NEWS

Emil Salim Kritik Pengembangan EV Era Jokowi: Ada Kegalauan Kebijakan

Indonesia saat ini masih mengandalkan energi fosil.

Emil Salim Kritik Pengembangan EV Era Jokowi: Ada Kegalauan KebijakanIlustrasi Global Warming (Netivist.org)
by
21 August 2023
Follow Fortune Indonesia untuk mendapatkan informasi terkini. Klik untuk follow WhatsApp Channel & Google News

Jakarta, FORTUNE - Mantan Menteri Lingkungan Hidup era Presiden Soeharto, Emil Salim, mengkritik kebijakan Presiden Joko Widodo (Jokowi) dalam mengembangkan kendaraan listrik atau electric vehicle (EV) di Tanah Air.

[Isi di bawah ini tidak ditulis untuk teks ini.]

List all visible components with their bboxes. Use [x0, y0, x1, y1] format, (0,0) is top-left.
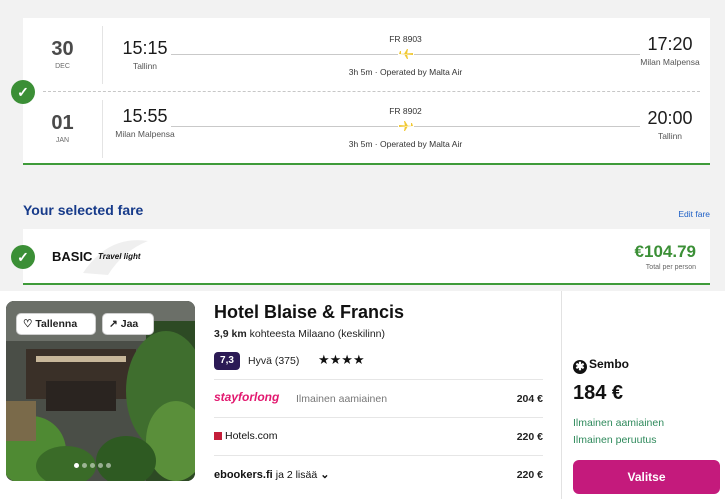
best-offer-price: 184 € [573, 382, 624, 404]
selected-fare-card[interactable]: BASIC Travel light €104.79 Total per per… [23, 229, 710, 285]
departure-city: Milan Malpensa [115, 129, 175, 139]
carousel-dot[interactable] [90, 463, 95, 468]
provider-logo: Hotels.com [214, 430, 278, 442]
offer-perk: Ilmainen aamiainen [296, 393, 388, 405]
offer-price: 204 € [516, 393, 543, 405]
fare-confirmed-check-icon: ✓ [11, 245, 35, 269]
distance-value: 3,9 km [214, 328, 247, 340]
date-month: DEC [55, 63, 70, 70]
provider-name: Hotels.com [225, 430, 278, 442]
fare-price-note: Total per person [645, 264, 696, 271]
share-icon: ↗ [109, 318, 118, 330]
fare-subtitle: Travel light [98, 252, 141, 261]
hotel-photo[interactable]: ♡ Tallenna ↗ Jaa [6, 301, 195, 481]
offer-row[interactable]: stayforlong Ilmainen aamiainen 204 € [214, 379, 543, 417]
offer-price: 220 € [516, 431, 543, 443]
date-day: 01 [51, 112, 74, 134]
sembo-snowflake-icon: ✱ [573, 360, 587, 374]
departure-time: 15:55 [122, 106, 168, 126]
fare-name: BASIC [52, 249, 93, 264]
departure-city: Tallinn [132, 61, 158, 71]
save-label: Tallenna [35, 318, 78, 330]
arrival: 20:00 Tallinn [640, 108, 700, 141]
flight-duration: 3h 5m · Operated by Malta Air [348, 67, 463, 77]
save-hotel-button[interactable]: ♡ Tallenna [16, 313, 96, 335]
return-flight[interactable]: 01 JAN 15:55 Milan Malpensa FR 8902 3h 5… [23, 92, 710, 164]
outbound-flight[interactable]: 30 DEC 15:15 Tallinn FR 8903 3h 5m · Ope… [23, 18, 710, 90]
star-rating: ★★★★ [318, 352, 365, 367]
best-offer-provider: ✱ Sembo [573, 357, 629, 374]
share-label: Jaa [120, 318, 139, 330]
departure-time: 15:15 [122, 38, 168, 58]
date-month: JAN [55, 137, 70, 144]
chevron-down-icon: ⌄ [320, 469, 330, 481]
flight-number: FR 8902 [389, 106, 422, 116]
share-hotel-button[interactable]: ↗ Jaa [102, 313, 154, 335]
photo-carousel-dots[interactable] [74, 455, 114, 473]
carousel-dot[interactable] [106, 463, 111, 468]
offer-row[interactable]: Hotels.com 220 € [214, 417, 543, 455]
carousel-dot[interactable] [82, 463, 87, 468]
fare-price: €104.79 [634, 242, 696, 261]
plane-icon [397, 120, 414, 132]
arrival-city: Milan Malpensa [640, 57, 700, 67]
departure: 15:15 Tallinn [115, 38, 175, 71]
heart-icon: ♡ [23, 318, 33, 330]
arrival-city: Tallinn [657, 131, 683, 141]
route: FR 8903 3h 5m · Operated by Malta Air [171, 34, 640, 84]
offer-price: 220 € [516, 469, 543, 481]
column-divider [561, 291, 562, 499]
edit-fare-link[interactable]: Edit fare [678, 209, 710, 219]
arrival-time: 20:00 [647, 108, 693, 128]
hotel-name[interactable]: Hotel Blaise & Francis [214, 302, 404, 323]
select-offer-button[interactable]: Valitse [573, 460, 720, 494]
flights-confirmed-check-icon: ✓ [11, 80, 35, 104]
offer-row[interactable]: ebookers.fi ja 2 lisää ⌄ 220 € [214, 455, 543, 493]
provider-name: ebookers.fi [214, 469, 273, 481]
distance-text: kohteesta Milaano (keskilinn) [249, 328, 386, 340]
flight-number: FR 8903 [389, 34, 422, 44]
carousel-dot[interactable] [74, 463, 79, 468]
hotels-logo-icon [214, 432, 222, 441]
route: FR 8902 3h 5m · Operated by Malta Air [171, 106, 640, 156]
carousel-dot[interactable] [98, 463, 103, 468]
more-offers-link[interactable]: ja 2 lisää [276, 469, 317, 481]
rating-text[interactable]: Hyvä (375) [248, 355, 299, 367]
departure: 15:55 Milan Malpensa [115, 106, 175, 139]
arrival-time: 17:20 [647, 34, 693, 54]
provider-logo: ebookers.fi ja 2 lisää ⌄ [214, 468, 329, 481]
provider-logo: stayforlong [214, 390, 280, 404]
arrival: 17:20 Milan Malpensa [640, 34, 700, 67]
fare-section-title: Your selected fare [23, 202, 144, 218]
best-offer-perk: Ilmainen peruutus [573, 434, 657, 446]
rating-badge: 7,3 [214, 352, 240, 370]
date-day: 30 [51, 38, 74, 60]
date-box: 30 DEC [23, 26, 103, 84]
hotel-distance: 3,9 km kohteesta Milaano (keskilinn) [214, 328, 385, 340]
hotel-result-card: ♡ Tallenna ↗ Jaa Hotel Blaise & Francis … [0, 291, 725, 499]
plane-icon [397, 48, 414, 60]
flight-itinerary-card: 30 DEC 15:15 Tallinn FR 8903 3h 5m · Ope… [23, 18, 710, 165]
flight-duration: 3h 5m · Operated by Malta Air [348, 139, 463, 149]
best-offer-perk: Ilmainen aamiainen [573, 417, 665, 429]
best-provider-name: Sembo [589, 357, 630, 371]
date-box: 01 JAN [23, 100, 103, 158]
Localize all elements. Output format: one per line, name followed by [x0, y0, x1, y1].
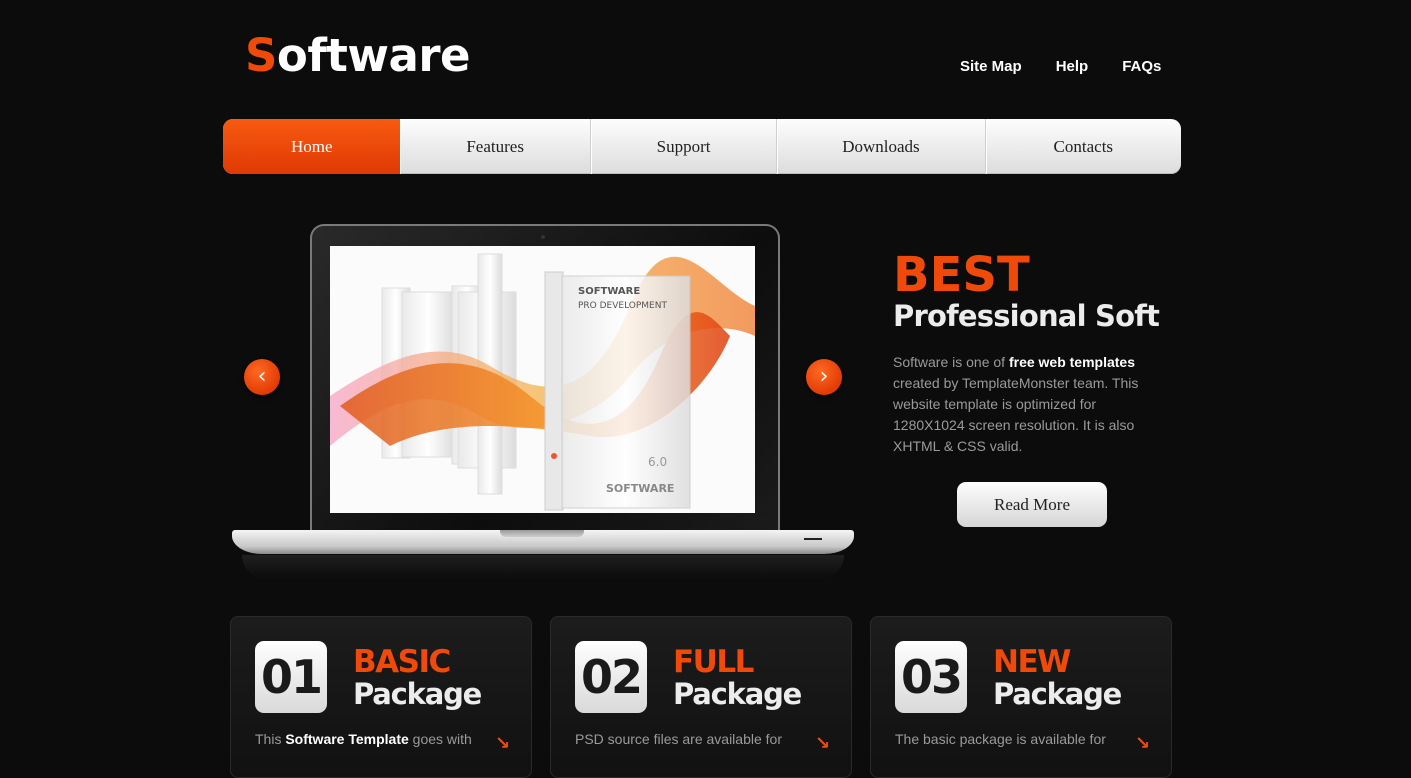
read-more-button[interactable]: Read More [957, 482, 1107, 527]
nav-item-home[interactable]: Home [223, 119, 401, 174]
package-desc-before: PSD source files are available for [575, 731, 782, 747]
slide-image: SOFTWARE PRO DEVELOPMENT SOFTWARE 6.0 [330, 246, 755, 513]
laptop-camera [541, 235, 545, 239]
laptop-reflection [242, 555, 844, 579]
package-desc-after: goes with [408, 731, 472, 747]
arrow-right-icon[interactable]: ↘ [1135, 733, 1150, 754]
nav-item-downloads[interactable]: Downloads [777, 119, 986, 174]
package-kind: BASIC [353, 644, 451, 680]
package-name: Package [353, 677, 482, 711]
package-kind: FULL [673, 644, 754, 680]
package-number: 03 [895, 641, 967, 713]
promo-subheadline: Professional Soft [893, 299, 1160, 333]
site-logo[interactable]: Software [245, 28, 471, 84]
logo-first-letter: S [245, 29, 277, 82]
package-desc-bold: Software Template [285, 731, 409, 747]
help-link[interactable]: Help [1056, 58, 1089, 75]
laptop-base [232, 530, 854, 554]
main-nav: Home Features Support Downloads Contacts [223, 119, 1181, 174]
package-name: Package [673, 677, 802, 711]
package-card-basic: 01 BASIC Package This Software Template … [230, 616, 532, 778]
laptop-notch [500, 530, 584, 537]
logo-rest: oftware [276, 29, 471, 82]
package-desc-before: The basic package is available for [895, 731, 1106, 747]
package-desc-before: This [255, 731, 286, 747]
package-description: The basic package is available for [895, 730, 1125, 748]
package-description: This Software Template goes with [255, 730, 485, 748]
package-card-full: 02 FULL Package PSD source files are ava… [550, 616, 852, 778]
laptop-slide: SOFTWARE PRO DEVELOPMENT SOFTWARE 6.0 [232, 224, 854, 584]
box-label-pro: PRO DEVELOPMENT [578, 301, 667, 311]
arrow-right-icon[interactable]: ↘ [495, 733, 510, 754]
package-name: Package [993, 677, 1122, 711]
arrow-right-icon[interactable]: ↘ [815, 733, 830, 754]
promo-text-bold[interactable]: free web templates [1009, 354, 1135, 370]
promo-description: Software is one of free web templates cr… [893, 352, 1153, 457]
nav-item-features[interactable]: Features [400, 119, 591, 174]
software-boxes-illustration: SOFTWARE PRO DEVELOPMENT SOFTWARE 6.0 [330, 253, 755, 511]
box-label-bottom: SOFTWARE [606, 482, 674, 495]
faqs-link[interactable]: FAQs [1122, 58, 1161, 75]
package-number: 02 [575, 641, 647, 713]
box-label-version: 6.0 [648, 455, 667, 469]
top-links: Site Map Help FAQs [960, 58, 1161, 75]
package-number: 01 [255, 641, 327, 713]
promo-text-before: Software is one of [893, 354, 1009, 370]
site-map-link[interactable]: Site Map [960, 58, 1022, 75]
nav-item-support[interactable]: Support [591, 119, 778, 174]
package-kind: NEW [993, 644, 1071, 680]
promo-text-after: created by TemplateMonster team. This we… [893, 375, 1139, 454]
package-card-new: 03 NEW Package The basic package is avai… [870, 616, 1172, 778]
package-description: PSD source files are available for [575, 730, 805, 748]
nav-item-contacts[interactable]: Contacts [986, 119, 1181, 174]
laptop-slot [804, 538, 822, 540]
box-label-software: SOFTWARE [578, 286, 640, 297]
promo-headline: BEST [893, 247, 1030, 303]
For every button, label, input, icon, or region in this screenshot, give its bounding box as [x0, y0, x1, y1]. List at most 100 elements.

Ia menilai langkah tersebut tidak mampu menyelesaikan masalah pencemaran udara, dan dianggap tidak bisa membuat Indonesia mencapai target nol emisi karbon atau net zero emissions (NZE) pada 2060. 

Pasalnya, perlistrikan di Indonesia masih bertumpu pada batu bara dan Pembangkit Listrik Tenaga Uap (PLTU) yang sepenuhnya dikelola PT PLN (Persero). 

"Betul kita mengubah mobil dengan listrik. Tetapi ketika listrik yang kita pakai di mobil lemah perlu di-charge, ke mana men-charge baterai itu? Ke listrik PLN. Dan dari mana listrik PLN? Batu bara," kata Emil dalam acara Dialog Nasional Antisipasi Dampak Perubahan untuk Pembangunan Indonesia Emas 2045 yang disiarkan secara virtual, Senin (21/8)

Menurut Emil, peningkatan polusi udara saat ini berakar pada kebijakan energi Indonesia yang masih mengandalkan energi fosil—termasuk batu bara—untuk memenuhi energi dalam negeri.

Emil tidak menampik penggunaan mobil listrik lebih ramah lingkungan. Namun, selama masih bergantung pada listrik yang bersumber pada batu bara, dia menilai kebijakan tersebut hanya menggeser pencemaran udara dari bahan bakar minyak (BBM) ke batu bara. 

"Ada kegalauan kebijakan di sepanjang upaya pengurangan emisi ini. Saya melihat belum ada ketegasan bahwa kita mau mengendalikan CO2 agar bisa mengendalikan perubahan iklim," ujarnya. 

Oleh karena itu, penting untuk mendorong kebijakan mempensiunkan PLTU berbasis batu bara untuk bisa segera terwujud supaya negeri ini dapat lebih cepat mencapai target nol emisi pada 2030.

Kerugian akibat perubahan iklim

Sementara itu, Menteri Perencanaan Pembangunan Nasional (PPN)/Kepala Bappenas, Suharso Monoarfa, mengatakan sesuai dengan arahan Presiden Joko Widodo (Jokowi), pihaknya mendorong pensiun dini PLTU batu bara. Tetapi, semua membutuhkan proses. PLTU tidak bisa serta-merta dipensiunkan tanpa adanya pilihan.

"Memang ada yang sudah mulai. Di beberapa daerah yang kita anjurkan adalah melakukan co-firing. Dengan co-firing itu menurunkan setidaknya 30 persen emisi," ujarnya.

Suharso mengatakan yang menjadi masalah saat ini adalah bagaimana cara agar berhasil mentransformasi menjadi co-firing. Demi mewujudkan net zero emission, pemerintah akan mengupayakan perwujudannya lewat semua lini, tidak hanya mematikan PLTU.

Dia menyadari bahwa naiknya emisi karbon berdampak buruk terhadap perubahan iklim. 

“Diperkirakan dalam kurun 2020-2024, perubahan iklim akan menyebabkan kerugian ekonomi potensi senilai Rp554 triliun. Karena itu, diperlukan sebuah intervensi kebijakan,” katanya.

Suharso menyampaikan jika tidak ada intervensi, 119 kabupaten/kota dan 23 juta masyarakat pesisir akan terendam dan harus bermigrasi pada 2050. Setidaknya, 118.000 hektare wilayah akan terendam banjir rob dan kerugian diperkirakan mencapai Rp1.576 triliun.